In the 1930s, Alfa Romeo still didn’t produce their own bodyworks, but they bought them in: In the case of the 6C 1750 GS, the body came from the coachbuilder Zagato. The four metr long car had two spare wheels that were stowed in a rear well. In the event of bad weather, a textile top offered emergency cover for protection against rain. A striking feature of this car was the removable red plastic covers on the three headlights, which were intended to improve the aerodynamics of the vehicle.

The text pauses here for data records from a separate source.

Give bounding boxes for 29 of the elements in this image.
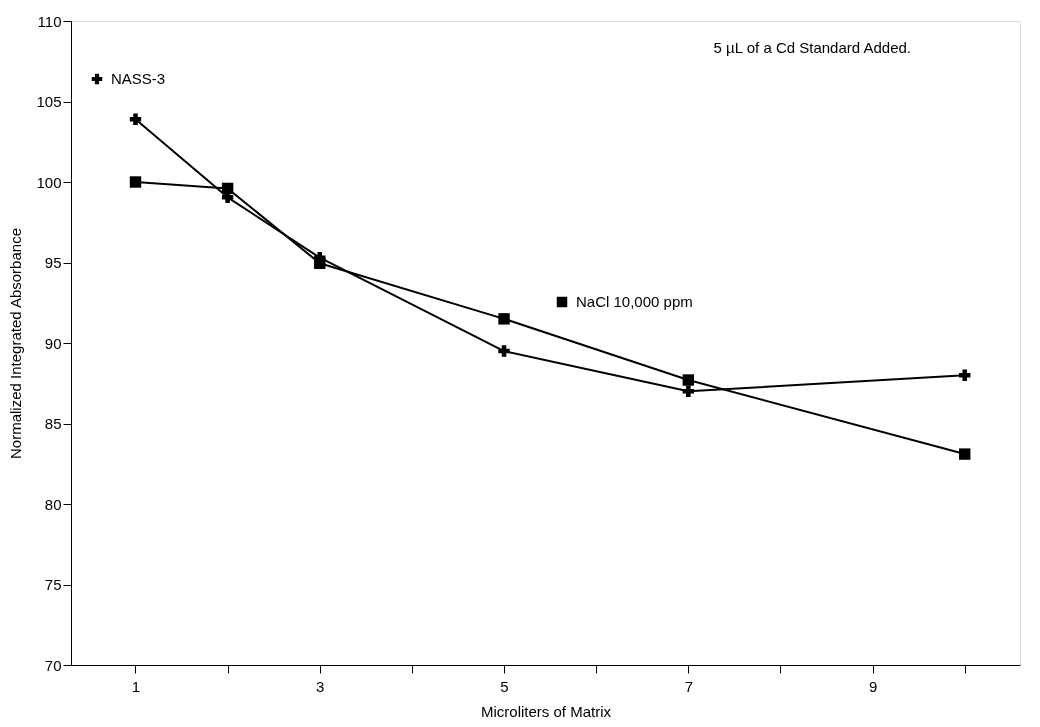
y-tick-label: 90 (44, 334, 62, 352)
y-tick-label: 85 (44, 415, 62, 432)
point (498, 345, 510, 357)
point (129, 113, 142, 125)
y-tick-label: 105 (36, 93, 62, 110)
y-tick-label: 95 (44, 254, 62, 271)
x-axis-title: Microliters of Matrix (480, 702, 612, 720)
point (129, 176, 142, 188)
point (682, 385, 695, 397)
x-tick-label: 7 (684, 677, 693, 695)
point (959, 448, 971, 460)
point (959, 369, 971, 381)
x-tick-label: 5 (500, 677, 509, 695)
y-tick-label: 80 (44, 495, 62, 513)
point (314, 257, 326, 270)
point (498, 313, 510, 325)
y-tick-label: 75 (44, 576, 62, 593)
legend-label: NASS-3 (111, 70, 166, 87)
point (682, 374, 695, 386)
point (221, 182, 234, 195)
y-axis-title: Normalized Integrated Absorbance (7, 228, 25, 459)
legend-label: NaCl 10,000 ppm (576, 293, 693, 310)
x-tick-label: 9 (868, 677, 878, 695)
y-tick-label: 100 (36, 173, 62, 191)
x-tick-label: 1 (131, 677, 141, 695)
annotation: 5 µL of a Cd Standard Added. (713, 39, 911, 56)
y-tick-label: 110 (37, 12, 62, 30)
y-tick-label: 70 (44, 656, 62, 674)
x-tick-label: 3 (316, 677, 325, 695)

The 1750 GS was powered by a 6-cylinder in-line engine that Vitorio Jano, the brilliant chief engineer of Alfa Romeo, had developed. It generated a remarkable 85 hp at 4500 rpm. Several factory race cars had their cylinder heads welded (testa fissa) so that they could rev up to 5000 rpm, yielding a magnificent output of 102 hp. Whether equipped with 85 or 102 hp, the Gran Sport excelled.
Owing to a low total weight of 920 kg and a reduced wheelbase of 2745 mm that improved its handling dramadically, the Gran Sport became the most famous Alfa Romeo of the time. Numerous important victories all over Europe, as in the 1930 and 1931 Mille Miglia and the wet race of the Irish Tourist Trophy -- to name just a few -- made it the undisputed dominator of that racing era. Only the rigorous endurance race of the 24 Hours of Le Mans proved to be too much for the 6C 1750 GS.